Last year’s sleeper hit Band Baaja Baaraat’s phenomenal success has had a bit of an adverse effect on director Maneesh Sharma.

With Sagar Ballary’s Kaccha Limboo,which released on Friday,second-time filmmakers talk about the dilemnas and delights of doing it again

Last year’s sleeper hit Band Baaja Baaraat’s phenomenal success has had a bit of an adverse effect on director Maneesh Sharma. While he considers himself fortunate with the adulation that’s poured in,he sometimes wishes to just disassociate himself from it all. “When the film was declared a superhit,all I wanted to do was forget about it. I did not want to carry any kind of baggage into my second film,” says Sharma,whose box-office success ensured that he beat the other directors of the Yash Raj Films production house to make his second film Ladies V/s Ricky Bahl.

Joining Sharma in a second venture this year are other filmmakers who,like him,will be under the critics’ scanner. Zoya Akhtar’s Zindagi Na Milegi Dobara,Nishikant Kamat’s action-packed Force,Sagar Ballary’s children’s film Kaccha Limboo,Bhavna Talwar’s slice-of-life comedy Happi,and Reema Kagti’s untitled film with Aamir Khan in the lead will have to surpass expectations and emerge successful the second time around.

With their debut films,filmmakers want to get their footing right in the industry and learn the ropes. It is during the second project that external pressures like producing a good movie and audience expectations factor in. “You are constantly thinking of bettering your previous attempt,” says Ballary,whose Kachcha Limboo releases today. After Bheja Fry became a hit,Ballary expected to get going in the industry without further delays. “But the recession,elections,swine flu and industry strike totally threw things off gear,” he rues. The filmmaker’s patience has finally paid off and he is now awaiting Judgement Day. Kamat,on the other hand,went backpacking for one-and-a-half years after his first film Mumbai Meri Jaan’s release. “I wanted to cut off from the world,so that I could start afresh on my second film.”
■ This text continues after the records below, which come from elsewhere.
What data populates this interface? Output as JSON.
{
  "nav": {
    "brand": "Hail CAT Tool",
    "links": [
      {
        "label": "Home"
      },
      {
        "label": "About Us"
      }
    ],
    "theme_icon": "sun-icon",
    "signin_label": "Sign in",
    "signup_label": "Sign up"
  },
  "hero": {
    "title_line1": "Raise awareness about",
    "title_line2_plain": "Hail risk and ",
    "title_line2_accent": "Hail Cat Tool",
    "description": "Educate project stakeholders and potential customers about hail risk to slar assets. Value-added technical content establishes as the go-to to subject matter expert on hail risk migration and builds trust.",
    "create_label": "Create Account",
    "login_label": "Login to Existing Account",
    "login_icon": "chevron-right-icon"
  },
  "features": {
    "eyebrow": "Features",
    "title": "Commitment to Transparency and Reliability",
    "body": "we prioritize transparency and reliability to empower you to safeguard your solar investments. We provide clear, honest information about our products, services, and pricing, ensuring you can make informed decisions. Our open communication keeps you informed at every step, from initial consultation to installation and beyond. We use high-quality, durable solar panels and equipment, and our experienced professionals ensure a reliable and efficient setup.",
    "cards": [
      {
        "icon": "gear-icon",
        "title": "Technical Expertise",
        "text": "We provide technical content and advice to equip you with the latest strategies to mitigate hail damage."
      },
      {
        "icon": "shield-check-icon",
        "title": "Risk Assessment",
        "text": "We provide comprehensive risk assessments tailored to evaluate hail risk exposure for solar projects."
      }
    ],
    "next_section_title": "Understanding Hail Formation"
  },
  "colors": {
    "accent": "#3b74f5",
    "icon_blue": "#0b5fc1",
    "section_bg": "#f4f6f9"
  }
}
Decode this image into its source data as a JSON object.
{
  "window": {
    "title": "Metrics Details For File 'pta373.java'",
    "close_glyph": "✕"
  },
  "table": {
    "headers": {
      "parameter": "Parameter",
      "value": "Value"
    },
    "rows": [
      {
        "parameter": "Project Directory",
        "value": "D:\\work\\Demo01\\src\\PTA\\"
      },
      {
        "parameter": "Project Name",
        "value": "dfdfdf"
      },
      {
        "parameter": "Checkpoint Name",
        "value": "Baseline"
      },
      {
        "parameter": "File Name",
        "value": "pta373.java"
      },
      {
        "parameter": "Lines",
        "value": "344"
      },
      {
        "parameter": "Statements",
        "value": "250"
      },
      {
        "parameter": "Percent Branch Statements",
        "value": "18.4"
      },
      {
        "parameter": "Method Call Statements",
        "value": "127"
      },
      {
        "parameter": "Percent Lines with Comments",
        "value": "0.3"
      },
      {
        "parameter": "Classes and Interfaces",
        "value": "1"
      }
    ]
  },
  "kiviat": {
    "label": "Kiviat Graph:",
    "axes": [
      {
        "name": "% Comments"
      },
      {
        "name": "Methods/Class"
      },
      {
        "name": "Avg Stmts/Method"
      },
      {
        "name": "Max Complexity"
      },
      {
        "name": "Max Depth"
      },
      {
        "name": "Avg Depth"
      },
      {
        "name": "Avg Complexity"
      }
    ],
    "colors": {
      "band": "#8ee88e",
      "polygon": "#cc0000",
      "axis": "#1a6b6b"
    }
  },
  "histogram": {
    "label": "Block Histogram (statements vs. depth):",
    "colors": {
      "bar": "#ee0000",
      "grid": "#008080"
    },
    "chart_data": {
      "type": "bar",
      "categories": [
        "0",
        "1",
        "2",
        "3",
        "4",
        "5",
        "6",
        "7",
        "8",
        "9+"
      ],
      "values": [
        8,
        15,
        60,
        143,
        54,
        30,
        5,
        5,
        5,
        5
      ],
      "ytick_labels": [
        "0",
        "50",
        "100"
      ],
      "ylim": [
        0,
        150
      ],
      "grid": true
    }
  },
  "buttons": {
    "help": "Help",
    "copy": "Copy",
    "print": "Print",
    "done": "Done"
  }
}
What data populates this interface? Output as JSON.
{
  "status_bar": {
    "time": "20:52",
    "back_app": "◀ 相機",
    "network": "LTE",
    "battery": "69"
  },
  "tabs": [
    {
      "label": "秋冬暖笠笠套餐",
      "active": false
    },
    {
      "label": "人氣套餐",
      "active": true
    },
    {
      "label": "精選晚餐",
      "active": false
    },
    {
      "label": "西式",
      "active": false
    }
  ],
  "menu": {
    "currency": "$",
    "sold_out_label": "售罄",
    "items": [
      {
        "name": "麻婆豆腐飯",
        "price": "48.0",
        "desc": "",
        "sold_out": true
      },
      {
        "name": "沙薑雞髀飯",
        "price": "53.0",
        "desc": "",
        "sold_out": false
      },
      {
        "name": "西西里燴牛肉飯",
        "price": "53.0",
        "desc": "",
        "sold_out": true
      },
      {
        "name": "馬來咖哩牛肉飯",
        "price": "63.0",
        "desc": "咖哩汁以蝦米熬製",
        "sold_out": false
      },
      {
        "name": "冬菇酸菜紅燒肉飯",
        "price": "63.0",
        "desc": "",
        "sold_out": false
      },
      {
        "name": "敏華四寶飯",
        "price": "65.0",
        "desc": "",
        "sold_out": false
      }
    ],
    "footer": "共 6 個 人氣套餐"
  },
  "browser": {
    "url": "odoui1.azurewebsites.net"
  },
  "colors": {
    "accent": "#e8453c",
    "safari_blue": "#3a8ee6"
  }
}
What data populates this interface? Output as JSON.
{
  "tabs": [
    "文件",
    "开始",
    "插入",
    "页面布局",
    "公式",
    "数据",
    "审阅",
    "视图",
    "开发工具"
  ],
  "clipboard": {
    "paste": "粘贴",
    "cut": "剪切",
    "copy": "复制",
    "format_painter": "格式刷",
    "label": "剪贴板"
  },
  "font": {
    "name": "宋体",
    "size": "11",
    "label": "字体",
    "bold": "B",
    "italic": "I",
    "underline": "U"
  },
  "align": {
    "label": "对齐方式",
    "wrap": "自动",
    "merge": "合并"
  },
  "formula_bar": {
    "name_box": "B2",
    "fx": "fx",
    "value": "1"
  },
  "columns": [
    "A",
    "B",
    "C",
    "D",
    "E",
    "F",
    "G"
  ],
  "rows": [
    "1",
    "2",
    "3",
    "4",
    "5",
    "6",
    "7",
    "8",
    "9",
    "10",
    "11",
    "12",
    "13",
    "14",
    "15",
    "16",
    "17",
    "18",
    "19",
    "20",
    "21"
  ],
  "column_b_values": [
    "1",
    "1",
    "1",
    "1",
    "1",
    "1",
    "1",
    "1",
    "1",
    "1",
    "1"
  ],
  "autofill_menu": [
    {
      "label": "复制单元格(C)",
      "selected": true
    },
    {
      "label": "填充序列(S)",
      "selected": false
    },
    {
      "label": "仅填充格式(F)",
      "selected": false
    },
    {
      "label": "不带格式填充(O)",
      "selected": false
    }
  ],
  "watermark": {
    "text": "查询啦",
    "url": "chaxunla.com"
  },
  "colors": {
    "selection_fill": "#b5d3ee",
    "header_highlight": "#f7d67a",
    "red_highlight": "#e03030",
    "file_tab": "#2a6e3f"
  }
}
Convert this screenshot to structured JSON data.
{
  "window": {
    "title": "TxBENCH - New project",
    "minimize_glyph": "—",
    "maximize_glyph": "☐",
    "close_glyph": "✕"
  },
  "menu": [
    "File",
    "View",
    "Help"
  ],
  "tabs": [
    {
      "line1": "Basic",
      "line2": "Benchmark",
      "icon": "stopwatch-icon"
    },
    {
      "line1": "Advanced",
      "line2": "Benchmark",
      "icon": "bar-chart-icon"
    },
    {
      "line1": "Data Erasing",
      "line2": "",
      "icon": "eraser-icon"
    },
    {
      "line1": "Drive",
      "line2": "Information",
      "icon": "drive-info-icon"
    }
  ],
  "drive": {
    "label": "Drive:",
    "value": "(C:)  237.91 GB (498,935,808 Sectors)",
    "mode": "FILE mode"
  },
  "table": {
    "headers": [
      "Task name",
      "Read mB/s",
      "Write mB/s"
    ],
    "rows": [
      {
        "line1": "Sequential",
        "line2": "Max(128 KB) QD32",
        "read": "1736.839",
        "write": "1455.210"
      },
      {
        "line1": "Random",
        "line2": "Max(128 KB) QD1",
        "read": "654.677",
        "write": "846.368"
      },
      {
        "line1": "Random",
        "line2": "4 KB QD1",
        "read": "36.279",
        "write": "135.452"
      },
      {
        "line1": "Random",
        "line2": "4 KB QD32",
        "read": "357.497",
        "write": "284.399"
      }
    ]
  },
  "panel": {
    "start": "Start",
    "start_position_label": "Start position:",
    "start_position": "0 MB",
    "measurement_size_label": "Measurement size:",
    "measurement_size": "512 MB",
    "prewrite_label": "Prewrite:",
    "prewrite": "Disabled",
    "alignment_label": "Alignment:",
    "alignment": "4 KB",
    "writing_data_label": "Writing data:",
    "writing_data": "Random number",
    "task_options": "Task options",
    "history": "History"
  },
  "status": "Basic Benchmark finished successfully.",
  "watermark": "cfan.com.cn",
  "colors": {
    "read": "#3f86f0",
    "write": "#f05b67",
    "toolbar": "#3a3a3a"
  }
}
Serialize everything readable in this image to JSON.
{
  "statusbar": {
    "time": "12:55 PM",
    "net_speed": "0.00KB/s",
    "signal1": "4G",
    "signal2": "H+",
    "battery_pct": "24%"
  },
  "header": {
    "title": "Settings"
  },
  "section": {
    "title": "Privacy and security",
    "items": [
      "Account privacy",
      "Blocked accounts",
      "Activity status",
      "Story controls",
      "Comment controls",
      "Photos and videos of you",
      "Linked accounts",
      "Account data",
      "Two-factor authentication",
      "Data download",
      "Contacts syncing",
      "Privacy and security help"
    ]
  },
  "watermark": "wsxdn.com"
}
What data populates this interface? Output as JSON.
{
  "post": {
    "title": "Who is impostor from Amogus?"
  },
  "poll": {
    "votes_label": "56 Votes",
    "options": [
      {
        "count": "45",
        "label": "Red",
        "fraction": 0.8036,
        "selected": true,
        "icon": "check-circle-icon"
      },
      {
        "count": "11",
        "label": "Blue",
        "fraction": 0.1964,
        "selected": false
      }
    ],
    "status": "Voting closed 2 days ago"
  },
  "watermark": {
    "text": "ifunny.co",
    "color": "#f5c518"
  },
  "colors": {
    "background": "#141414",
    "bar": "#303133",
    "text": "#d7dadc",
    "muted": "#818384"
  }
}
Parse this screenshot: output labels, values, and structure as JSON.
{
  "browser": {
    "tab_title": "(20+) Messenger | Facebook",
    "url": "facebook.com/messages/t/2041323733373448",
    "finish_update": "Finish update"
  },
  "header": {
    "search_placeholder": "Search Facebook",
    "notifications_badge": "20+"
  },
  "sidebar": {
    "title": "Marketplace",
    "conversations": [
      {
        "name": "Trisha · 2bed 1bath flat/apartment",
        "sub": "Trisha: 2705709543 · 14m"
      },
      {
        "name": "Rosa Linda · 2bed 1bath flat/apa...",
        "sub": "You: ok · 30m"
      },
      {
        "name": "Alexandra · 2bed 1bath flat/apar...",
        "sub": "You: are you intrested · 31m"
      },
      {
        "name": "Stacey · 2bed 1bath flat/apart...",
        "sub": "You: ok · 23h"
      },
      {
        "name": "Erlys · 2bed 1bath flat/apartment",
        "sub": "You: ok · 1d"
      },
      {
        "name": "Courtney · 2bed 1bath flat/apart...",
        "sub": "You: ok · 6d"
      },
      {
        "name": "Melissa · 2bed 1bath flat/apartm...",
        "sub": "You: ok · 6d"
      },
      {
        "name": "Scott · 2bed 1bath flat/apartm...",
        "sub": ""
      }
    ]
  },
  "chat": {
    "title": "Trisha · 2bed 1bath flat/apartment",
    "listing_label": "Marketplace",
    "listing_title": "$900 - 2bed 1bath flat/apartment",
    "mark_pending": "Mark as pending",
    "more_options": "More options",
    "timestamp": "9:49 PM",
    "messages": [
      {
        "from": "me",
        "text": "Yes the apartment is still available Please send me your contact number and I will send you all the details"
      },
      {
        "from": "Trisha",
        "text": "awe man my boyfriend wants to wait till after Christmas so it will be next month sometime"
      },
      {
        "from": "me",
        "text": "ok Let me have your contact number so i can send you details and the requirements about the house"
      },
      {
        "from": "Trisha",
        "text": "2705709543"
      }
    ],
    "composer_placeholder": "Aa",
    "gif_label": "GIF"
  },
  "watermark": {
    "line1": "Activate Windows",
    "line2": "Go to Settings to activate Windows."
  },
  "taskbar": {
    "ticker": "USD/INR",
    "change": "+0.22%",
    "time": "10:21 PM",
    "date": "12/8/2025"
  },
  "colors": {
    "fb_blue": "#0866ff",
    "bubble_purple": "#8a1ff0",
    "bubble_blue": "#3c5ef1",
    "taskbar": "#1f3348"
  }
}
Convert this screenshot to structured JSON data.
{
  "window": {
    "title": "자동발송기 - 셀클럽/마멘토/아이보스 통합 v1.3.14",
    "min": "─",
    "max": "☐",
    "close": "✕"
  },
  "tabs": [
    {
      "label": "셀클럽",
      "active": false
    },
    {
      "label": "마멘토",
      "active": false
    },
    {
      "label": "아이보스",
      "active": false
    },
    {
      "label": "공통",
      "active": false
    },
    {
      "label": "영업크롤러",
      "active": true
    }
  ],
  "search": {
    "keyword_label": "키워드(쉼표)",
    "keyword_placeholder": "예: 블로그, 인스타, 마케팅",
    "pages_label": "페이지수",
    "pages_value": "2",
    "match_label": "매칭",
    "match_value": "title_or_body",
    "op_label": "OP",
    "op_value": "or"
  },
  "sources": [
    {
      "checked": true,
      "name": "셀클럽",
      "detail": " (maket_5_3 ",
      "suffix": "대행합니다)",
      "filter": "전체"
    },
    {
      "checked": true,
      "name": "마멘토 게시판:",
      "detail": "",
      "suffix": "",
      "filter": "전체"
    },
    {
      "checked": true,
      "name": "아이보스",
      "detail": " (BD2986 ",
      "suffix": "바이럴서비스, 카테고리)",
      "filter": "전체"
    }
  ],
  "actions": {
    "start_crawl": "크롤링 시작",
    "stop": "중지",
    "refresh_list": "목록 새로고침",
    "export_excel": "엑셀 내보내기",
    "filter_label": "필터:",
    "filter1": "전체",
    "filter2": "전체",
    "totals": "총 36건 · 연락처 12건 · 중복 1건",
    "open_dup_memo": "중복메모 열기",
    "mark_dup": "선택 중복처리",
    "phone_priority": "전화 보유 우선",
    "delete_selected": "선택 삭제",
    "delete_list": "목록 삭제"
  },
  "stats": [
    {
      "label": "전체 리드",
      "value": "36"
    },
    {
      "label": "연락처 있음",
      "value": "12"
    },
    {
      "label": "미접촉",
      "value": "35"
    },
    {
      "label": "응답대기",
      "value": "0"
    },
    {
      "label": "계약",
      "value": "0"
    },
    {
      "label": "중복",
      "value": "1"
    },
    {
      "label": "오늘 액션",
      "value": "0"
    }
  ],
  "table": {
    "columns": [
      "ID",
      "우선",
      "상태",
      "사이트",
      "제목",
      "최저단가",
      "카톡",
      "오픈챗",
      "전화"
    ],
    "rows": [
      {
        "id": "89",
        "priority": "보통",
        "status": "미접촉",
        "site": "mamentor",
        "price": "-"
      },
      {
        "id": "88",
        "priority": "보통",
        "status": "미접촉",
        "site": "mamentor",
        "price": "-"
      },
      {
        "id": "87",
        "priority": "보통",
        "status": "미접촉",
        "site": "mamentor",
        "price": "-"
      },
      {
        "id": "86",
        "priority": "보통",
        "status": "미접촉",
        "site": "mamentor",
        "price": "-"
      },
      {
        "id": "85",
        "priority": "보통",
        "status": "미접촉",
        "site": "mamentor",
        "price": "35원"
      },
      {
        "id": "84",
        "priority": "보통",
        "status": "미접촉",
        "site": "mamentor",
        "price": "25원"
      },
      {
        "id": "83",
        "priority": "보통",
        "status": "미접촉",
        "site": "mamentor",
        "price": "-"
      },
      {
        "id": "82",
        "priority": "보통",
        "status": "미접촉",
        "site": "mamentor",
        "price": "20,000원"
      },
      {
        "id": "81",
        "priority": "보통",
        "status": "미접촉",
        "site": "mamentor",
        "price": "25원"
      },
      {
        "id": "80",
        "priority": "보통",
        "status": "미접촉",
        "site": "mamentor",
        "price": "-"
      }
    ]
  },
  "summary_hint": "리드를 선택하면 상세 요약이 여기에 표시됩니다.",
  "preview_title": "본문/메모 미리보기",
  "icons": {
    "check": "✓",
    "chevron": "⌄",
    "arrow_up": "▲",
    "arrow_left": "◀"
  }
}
Along with the performance pressure comes the effort of fighting against being typecast. “As filmmakers,we are constantly looking at working in different genres with each of our films. “After Bheja Fry’s success,I was sure about trying out a genre which was not comedy,” Ballary recounts. Kamat adds that after a rather realistic Mumbai Meri Jaan,Force offered him a chance to play around with larger-than-life characters. Similarly,Akhtar’s road adventure movie Zindagi Na Milegi Dobara will be quite a contrast from an insider’s look at the film industry in her debut Luck By Chance. Her close friend Kagti too has graduated from comedy to thriller.

However,elements from the previous ‘successful debut’ often do seep into attempts of these filmmakers,a reality attributed to having developed comfort zones. While Sharma and Bhavna Talwar are repeating their star cast of Anushka Sharma-Ranveer Singh and Pankaj Kapur respectively in their second,Akhtar has on board her “lucky mascots” Farhan Akhtar and Hrithik Roshan. A successful debut,however,offers one a huge advantage which filmmakers feel helps balance off the pressures — they also open doors for your second project. “Actors are more receptive to you and producers are willing to hear you out,” points out Ballary. For Kamat,it is the respect he has earned that has been the biggest perk of success. “Everything around me has changed. My actors and technicians respect my views. They trust my judgement on various aspects of filmmaking,” he smiles. And then there is the advantage of experience. Filmmakers always claim to emerge wiser after their debut. As second-time director Raj Kumar Gupta points out. “Every time I watch Aamir,I used to feel I could have shot a particular scene in a different manner. With No One Killed Jessica,I made sure I did that.”